Das Fanzine Wavelength hatte gerufen, rund 150 Menschen sind dem Ruf gefolgt. Sie sind am letzten Wochenende aus ganz Europa, den USA und Australien in „Sachas Hotel“ in Manchester geströmt, um zwei Tage lang ihr Idol zu feiern: Van Morrison. Es ist der erste Fan-Kongreß dieser Art, und die Teilnehmerschar ist bunt durchmischt: Der Student, der Manager, der Journalist und die Hotelangestellte sitzen am gleichen Tisch. Gemeinsam ist diesen Menschen allein ihre entschieden abnormale und durchaus wunderliche Begeisterung für Van The Man.
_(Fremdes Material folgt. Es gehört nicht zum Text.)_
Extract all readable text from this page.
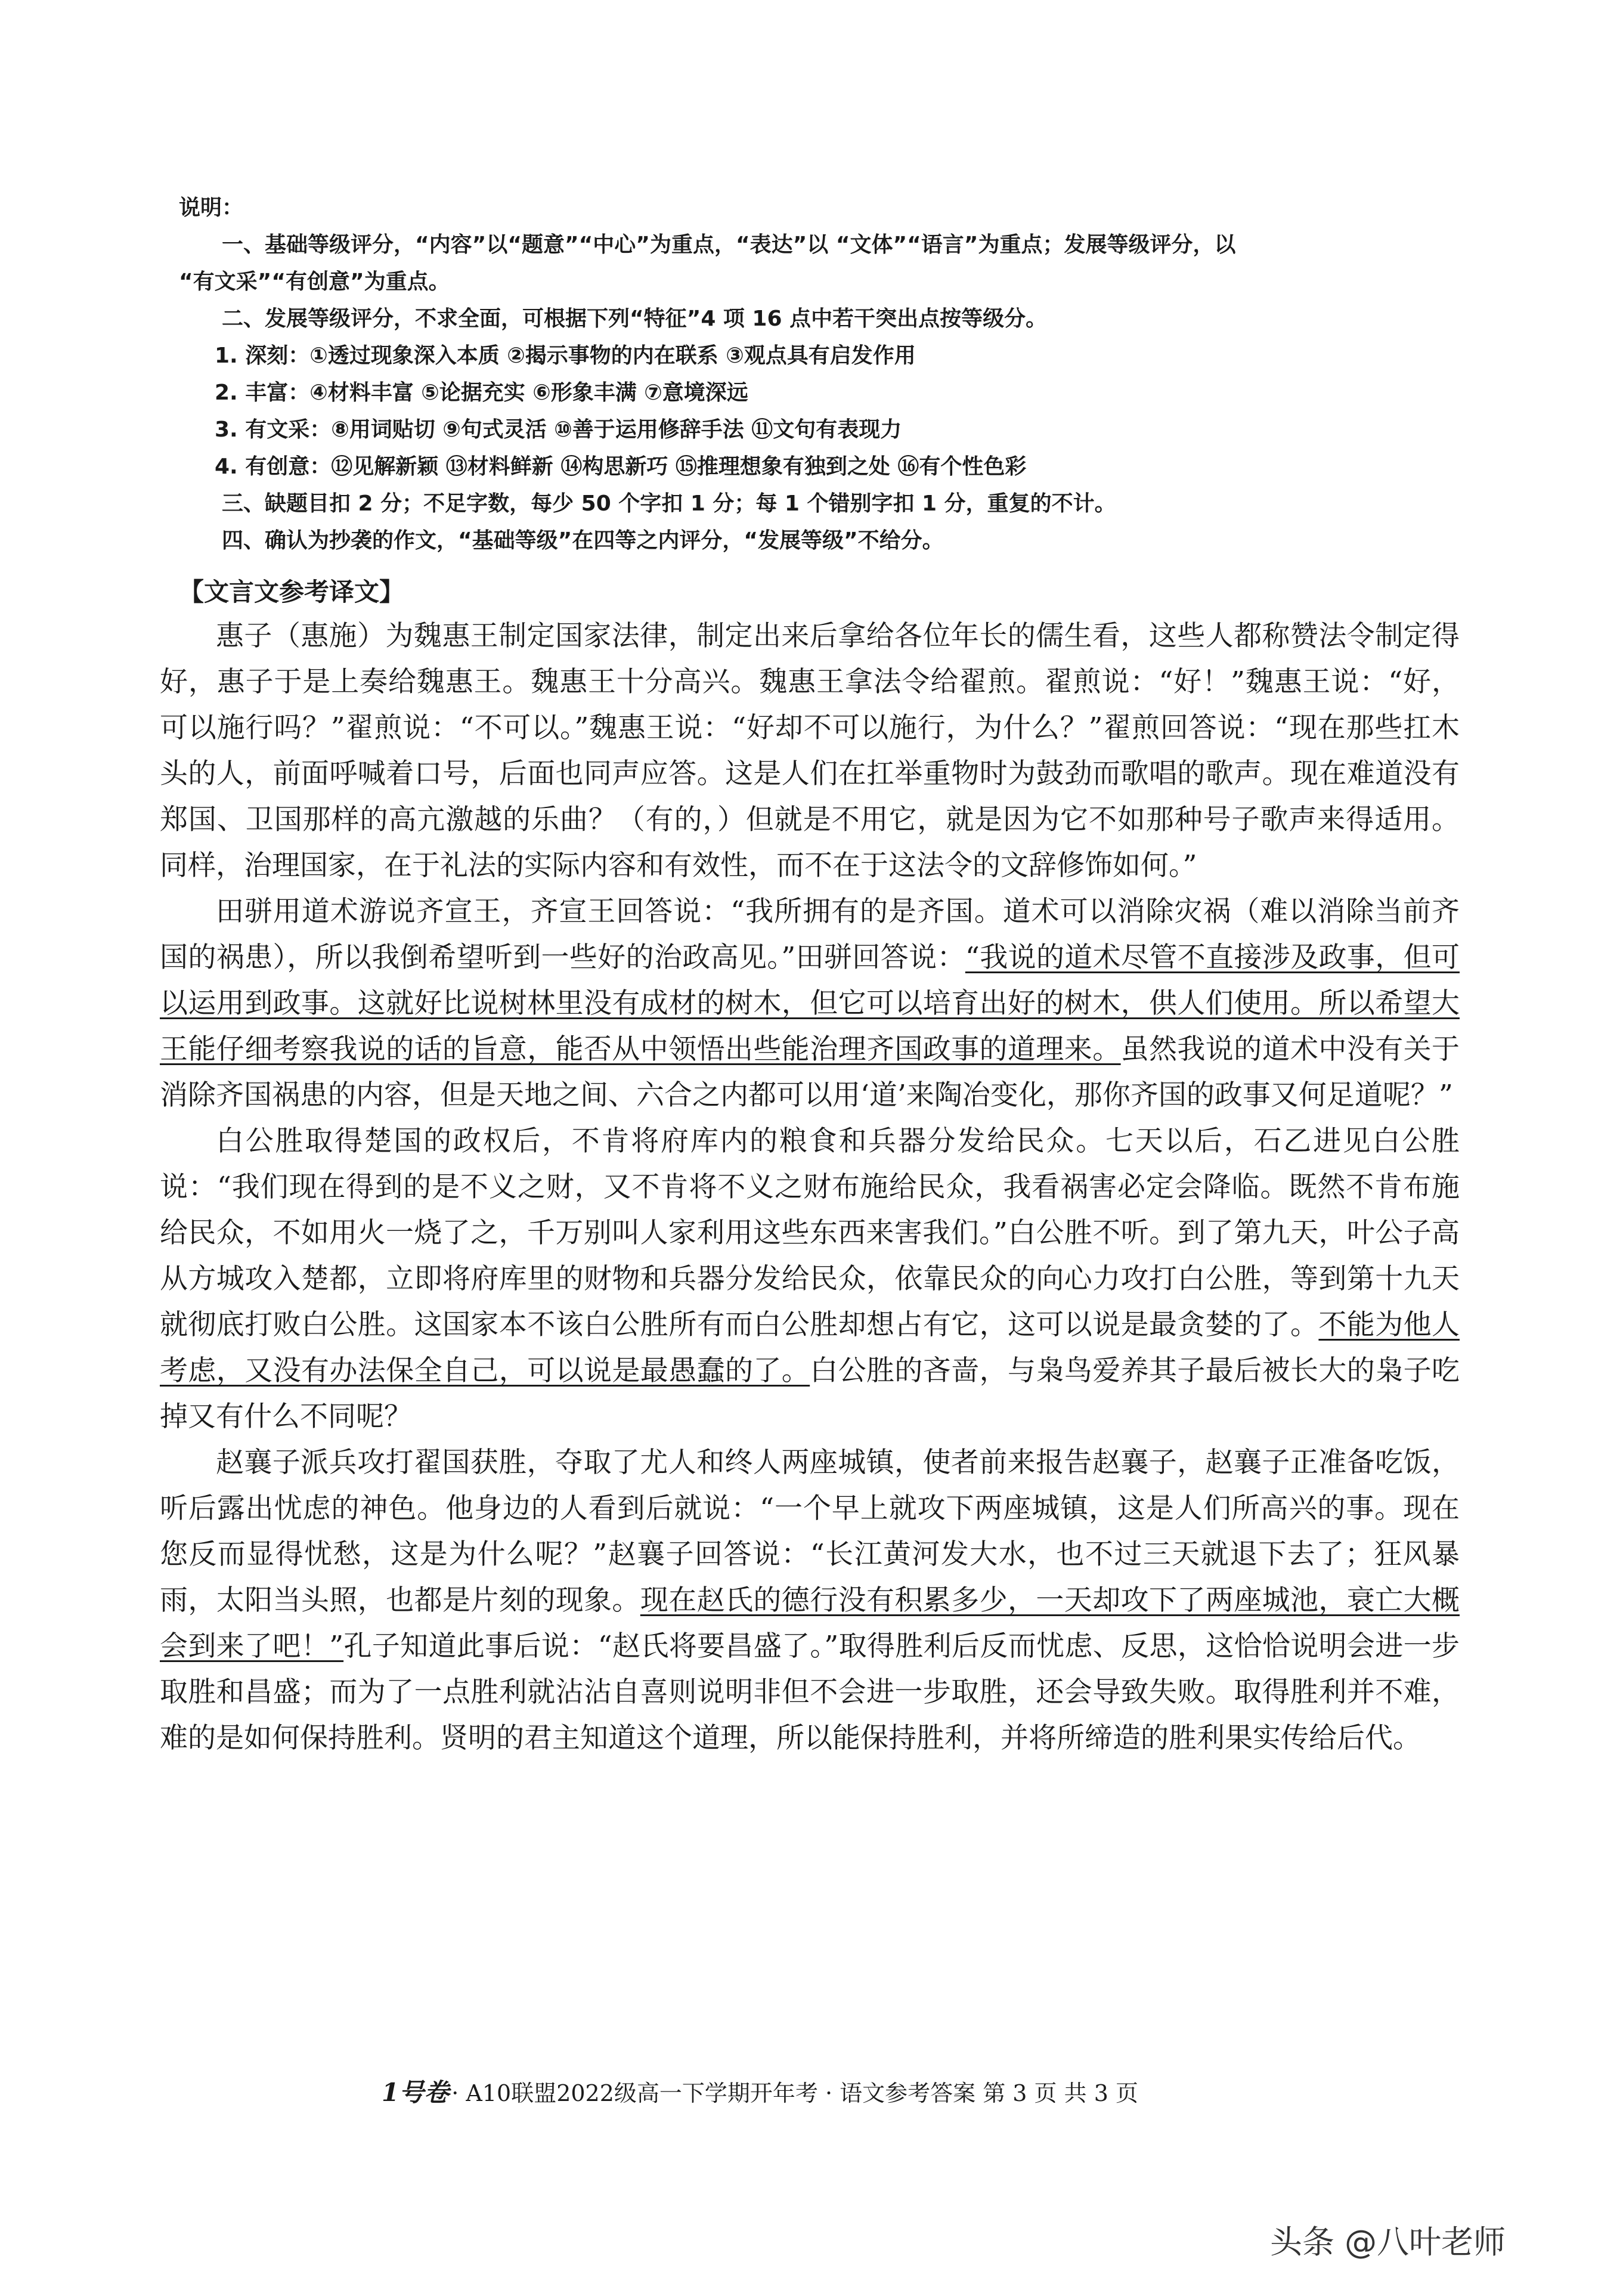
说明：

一、基础等级评分，“内容”以“题意”“中心”为重点，“表达”以 “文体”“语言”为重点；发展等级评分，以

“有文采”“有创意”为重点。

二、发展等级评分，不求全面，可根据下列“特征”4 项 16 点中若干突出点按等级分。

1. 深刻：①透过现象深入本质 ②揭示事物的内在联系 ③观点具有启发作用

2. 丰富：④材料丰富 ⑤论据充实 ⑥形象丰满 ⑦意境深远

3. 有文采：⑧用词贴切 ⑨句式灵活 ⑩善于运用修辞手法 ⑪文句有表现力

4. 有创意：⑫见解新颖 ⑬材料鲜新 ⑭构思新巧 ⑮推理想象有独到之处 ⑯有个性色彩

三、缺题目扣 2 分；不足字数，每少 50 个字扣 1 分；每 1 个错别字扣 1 分，重复的不计。

四、确认为抄袭的作文，“基础等级”在四等之内评分，“发展等级”不给分。

【文言文参考译文】

惠子（惠施）为魏惠王制定国家法律，制定出来后拿给各位年长的儒生看，这些人都称赞法令制定得好，惠子于是上奏给魏惠王。魏惠王十分高兴。魏惠王拿法令给翟煎。翟煎说：“好！”魏惠王说：“好，可以施行吗？”翟煎说：“不可以。”魏惠王说：“好却不可以施行，为什么？”翟煎回答说：“现在那些扛木头的人，前面呼喊着口号，后面也同声应答。这是人们在扛举重物时为鼓劲而歌唱的歌声。现在难道没有郑国、卫国那样的高亢激越的乐曲？（有的，）但就是不用它，就是因为它不如那种号子歌声来得适用。同样，治理国家，在于礼法的实际内容和有效性，而不在于这法令的文辞修饰如何。”

田骈用道术游说齐宣王，齐宣王回答说：“我所拥有的是齐国。道术可以消除灾祸（难以消除当前齐国的祸患），所以我倒希望听到一些好的治政高见。”田骈回答说：“我说的道术尽管不直接涉及政事，但可以运用到政事。这就好比说树林里没有成材的树木，但它可以培育出好的树木，供人们使用。所以希望大王能仔细考察我说的话的旨意，能否从中领悟出些能治理齐国政事的道理来。虽然我说的道术中没有关于消除齐国祸患的内容，但是天地之间、六合之内都可以用‘道’来陶冶变化，那你齐国的政事又何足道呢？”

白公胜取得楚国的政权后，不肯将府库内的粮食和兵器分发给民众。七天以后，石乙进见白公胜说：“我们现在得到的是不义之财，又不肯将不义之财布施给民众，我看祸害必定会降临。既然不肯布施给民众，不如用火一烧了之，千万别叫人家利用这些东西来害我们。”白公胜不听。到了第九天，叶公子高从方城攻入楚都，立即将府库里的财物和兵器分发给民众，依靠民众的向心力攻打白公胜，等到第十九天就彻底打败白公胜。这国家本不该白公胜所有而白公胜却想占有它，这可以说是最贪婪的了。不能为他人考虑，又没有办法保全自己，可以说是最愚蠢的了。白公胜的吝啬，与枭鸟爱养其子最后被长大的枭子吃掉又有什么不同呢？

赵襄子派兵攻打翟国获胜，夺取了尤人和终人两座城镇，使者前来报告赵襄子，赵襄子正准备吃饭，听后露出忧虑的神色。他身边的人看到后就说：“一个早上就攻下两座城镇，这是人们所高兴的事。现在您反而显得忧愁，这是为什么呢？”赵襄子回答说：“长江黄河发大水，也不过三天就退下去了；狂风暴雨，太阳当头照，也都是片刻的现象。现在赵氏的德行没有积累多少，一天却攻下了两座城池，衰亡大概会到来了吧！”孔子知道此事后说：“赵氏将要昌盛了。”取得胜利后反而忧虑、反思，这恰恰说明会进一步取胜和昌盛；而为了一点胜利就沾沾自喜则说明非但不会进一步取胜，还会导致失败。取得胜利并不难，难的是如何保持胜利。贤明的君主知道这个道理，所以能保持胜利，并将所缔造的胜利果实传给后代。

1号卷 · A10联盟2022级高一下学期开年考 · 语文参考答案 第 3 页 共 3 页
头条 @八叶老师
Da ist zum Beispiel Alex, der gerade aus Belfast kommt, wo er zu Vans Geburtshaus gepilgert ist. Nicht, daß es in der Hyndford Street Nummer 125 etwas Besonderes zu sehen gäbe. Ein stinknormales Reihenhaus halt. Trotzdem ist es Alex kalt den Rücken heruntergelaufen. Kerrie war auch schon an diesem heiligen Ort. Zum Beweis führt sie ein Video vor, in dem sie mit ehrfürchtigem Blick die zugeparkte Seitenstraße rauf und runter geht. Dann reicht Kerrie ihr dickes Fotoalbum herum. Gleich auf der ersten Seite ein Schnappschuß, der sie neben ihrem zerknitterten Helden zeigt. Neidisches Gemurmel der Umstehenden. Als Kerrie dann auch noch den Ärmel hochrollt und eine Van-Tätowierung offenbart, ist klar, wer in der Runde der Super-Fan ist.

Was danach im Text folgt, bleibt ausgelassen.